Either a rainfall map at a kilometre resolution can be hand drawn, or else automatically derived from the kilometre-resolution height map either at compile time or at run time. There’s no point in worrying about rainfall at less than the kilometre scale. Supposing we store eight bits of rainfall information. Then on each ten metre square we drop an amount of rain between 0 and 255 units. These units run downhill from square to square across the one-metre grid, creating a path. as streams converge, nodes on the path will be decorated with a traffic score - the number of units of rain that have passed through that node. That score gives the size of the watercourse at that point. Finally, a set or rules determine how the adjacent height map should be modulated to represent erosion. 

Deriving topography from tessellated height maps

Suppose one said, for simplicity, that each unit on the height map at the one kilometre scale represented ten metres, each unit at the hundred metre scale represented one metre, each unit at the ten metre scale represented ten centimetres and each unit at the metre scale represented  a centimetre; and further suppose we stored our heightmaps at one byte per cell resolution. Then we would have a vertical resolution of 2560 metres + 256 metres + 25.6 metres + 2.56 metres = 2844.16 metres, which is slightly more than three times the height of Mount Everest, which means we certainly have enough vertical resolution. However, it also means that high altitude landscapes would be no more rugged than low altitude landscapes, and, frankly, natural landscapes aren’t like that.

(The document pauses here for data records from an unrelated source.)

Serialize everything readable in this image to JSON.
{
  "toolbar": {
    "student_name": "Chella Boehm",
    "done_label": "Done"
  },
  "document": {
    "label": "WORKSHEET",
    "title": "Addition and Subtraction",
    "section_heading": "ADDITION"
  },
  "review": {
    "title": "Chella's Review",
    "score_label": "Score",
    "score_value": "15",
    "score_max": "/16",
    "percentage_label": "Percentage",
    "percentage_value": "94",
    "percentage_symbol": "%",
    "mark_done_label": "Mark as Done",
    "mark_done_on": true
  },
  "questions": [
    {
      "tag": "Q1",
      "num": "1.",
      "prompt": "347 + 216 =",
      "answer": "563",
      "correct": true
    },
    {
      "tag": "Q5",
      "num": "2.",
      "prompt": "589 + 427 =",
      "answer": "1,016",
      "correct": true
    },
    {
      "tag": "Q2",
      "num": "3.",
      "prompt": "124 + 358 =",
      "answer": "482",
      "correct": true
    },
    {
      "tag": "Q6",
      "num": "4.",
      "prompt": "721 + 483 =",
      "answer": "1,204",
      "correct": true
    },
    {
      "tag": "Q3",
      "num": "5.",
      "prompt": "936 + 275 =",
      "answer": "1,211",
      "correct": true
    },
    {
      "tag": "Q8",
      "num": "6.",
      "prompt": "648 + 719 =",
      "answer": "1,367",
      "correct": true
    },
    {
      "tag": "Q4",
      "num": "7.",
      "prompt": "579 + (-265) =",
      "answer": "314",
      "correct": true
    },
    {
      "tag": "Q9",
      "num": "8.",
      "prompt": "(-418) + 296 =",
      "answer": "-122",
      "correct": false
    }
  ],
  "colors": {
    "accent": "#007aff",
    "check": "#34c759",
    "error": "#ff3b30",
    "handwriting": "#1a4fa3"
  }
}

So, suppose instead we convert our values into a 32 bit unsigned integer height value as follows: the byte from the kilometre scale map forms the most significant byte, followed by the byte from the 100 metre scale map, followed by the byte from the ten metre scale map, and last the byte from the metre scale map. That gives us a value between zero and four and a third billion We’d have to divide that number by five thousand to bring it down to a metre scale which gave us the height of Mount Everest, and still we’d have the issue high altitudes would be no more rugged than low altitudes. 

However, if we raise the number we first thought of by a power - say, for convenience, we squared it, although I think it would take some experimentation to discover the exact power which gave the most satisfying landforms, and I’d further hazard a guess that it would be between 1.5 and 1.7 - and then divided the result by a constant to bring it back to plausible values to render, we’d get landscapes that were increasingly rugged with altitude, which is what I want.

Thus to be able to render the topography of a landscape from the viewpoint of the user, you’d compute vertices at metre scale for the cell the user is in and the adjacent cells on each side (so that you don’t need to compute new vertices in a panic when the user crosses a cell boundary). As a background task, you compute at metre scale vertices for cells which the user might visit soon. A ring of cells greater than one cell from the user, but less than about four cells from the user, you compute vertices at ten metre scale only. Beyond about four cells you compute vertices at one hundred metre scale only, and beyond about ten cells you either compute vertices at kilometre scale only, or else you compute flats. Obviously the exact numbers depend a little on the size of the cells, and whether (for rendering purposes) the cells are rectangular or (as I still rather prefer) hexagonal.